En Espagne, le conducteur du train qui a déraillé mercredi à Saint-Jacques-de-Compostelle a été entendu dimanche soir par le juge d'instruction Luis Alaez. Au terme d'une audition de deux heures, Francisco José Garzon Amo, 52 ans, a été été inculpé pour 79 homicides par imprudence et laissé en liberté sous contrôle judiciaire.
Tandis que deux enquêtes, l'une judiciaire et l'autre administrative, ont été ouvertes, les autorités mettent en cause ce cheminot à la longue expérience professionnelle. Il est accusé "d'homicide par imprudence" pour ne pas avoir freiné à temps à l'entrée d'un tronçon où la vitesse autorisée passe de 220 à 80 km/h.
Funérailles lundi
Le bilan de la catastrophe s'est alourdi dimanche à 79 morts, après le décès d'un blessé. Pas moins de 66 blessés sont toujours hospitalisés, dont 22 dans un état grave.
Saint-Jacques-de-Compostelle se prépare aux funérailles solennelles prévues lundi soir. Déposant dans la cathédrale ou sur la grande place de l'Obradoiro, qui lui fait face, des fleurs, des bougies ou des petits mots anonymes, des pèlerins venus d'Espagne et de l'étranger partagent la douleur des habitants et des familles.
Questions ouvertes
L'accident s'est produit mercredi à 20h42 au moment où le train en provenance de Madrid abordait un virage très serré à quatre kilomètres de Saint-Jacques-de-Compostelle. A cet endroit, la voie n'est pas équipée d'un système de freinage automatique si le train dépasse la limite de vitesse.
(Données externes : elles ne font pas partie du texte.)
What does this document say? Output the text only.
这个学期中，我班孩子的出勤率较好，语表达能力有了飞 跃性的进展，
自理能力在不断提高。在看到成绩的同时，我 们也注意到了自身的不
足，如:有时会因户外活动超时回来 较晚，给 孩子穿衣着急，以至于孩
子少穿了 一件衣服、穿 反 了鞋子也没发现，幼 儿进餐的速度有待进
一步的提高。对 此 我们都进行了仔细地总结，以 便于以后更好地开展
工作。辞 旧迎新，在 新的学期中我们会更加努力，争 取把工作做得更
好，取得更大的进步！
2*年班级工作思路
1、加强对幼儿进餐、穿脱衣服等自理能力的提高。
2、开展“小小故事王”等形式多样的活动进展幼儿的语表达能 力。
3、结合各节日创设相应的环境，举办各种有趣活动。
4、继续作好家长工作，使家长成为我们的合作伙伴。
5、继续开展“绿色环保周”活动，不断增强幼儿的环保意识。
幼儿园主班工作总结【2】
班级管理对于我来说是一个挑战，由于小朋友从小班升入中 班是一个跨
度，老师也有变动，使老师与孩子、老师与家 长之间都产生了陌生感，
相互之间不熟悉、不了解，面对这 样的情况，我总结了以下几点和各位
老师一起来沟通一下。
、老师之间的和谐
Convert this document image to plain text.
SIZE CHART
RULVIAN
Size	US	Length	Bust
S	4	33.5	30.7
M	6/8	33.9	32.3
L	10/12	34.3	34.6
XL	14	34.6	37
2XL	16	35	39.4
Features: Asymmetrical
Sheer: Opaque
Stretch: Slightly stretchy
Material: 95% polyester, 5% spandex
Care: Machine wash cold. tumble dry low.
Selon la feuille de route du train, dont le journal "El Mundo" a reproduit dimanche un extrait, le convoi devait quitter un tronçon où il était autorisé à rouler à 220 km/h pour réduire sa vitesse à 80. Mais, souligne le journal, "le fait surprenant est que cet itinéraire laisse le conducteur décider du moment et de la manière de commencer à décélérer. C'est-à-dire qu'il devait décider quand freiner pour entrer dans le virage à 80 km/h. Rien ne lui disait comment, ni où le faire".
"Déjà, quatre kilomètres avant le lieu de l'accident, il s'est vu notifier de commencer à ralentir", avait souligné samedi le président du gestionnaire du réseau Adif, Gonzalo Ferre. "El Mundo" affirmait, citant des sources proches de l'enquête, que le conducteur parlait au téléphone portable au moment du drame.
Brève vidéo
Dans la petite ville galicienne de Monforte de Lemos, où vit le cheminot, certains de ses proches prennent sa défense."C'est un excellent professionnel. C'est le premier accident qu'il ait jamais eu. Il n'a jamais commis la moindre faute", a témoigné Antonio Rodriguez, délégué syndical qui a rejoint la Renfe, la compagnie de chemin de fer, la même année que Garzon, en 1982.
Deux éléments jouent en la défaveur du conducteur: une retranscription d'une communication radio, révélée par le quotidien "El Pais", dans laquelle il admet qu'il circulait à 190 km/h au lieu de 80, et une vidéo de quelques secondes diffusée sur Internet, semblant provenir d'une caméra de sécurité et montrant un train fou, surgissant à l'entrée du virage avant de sortir des rails et de se coucher sur le côté.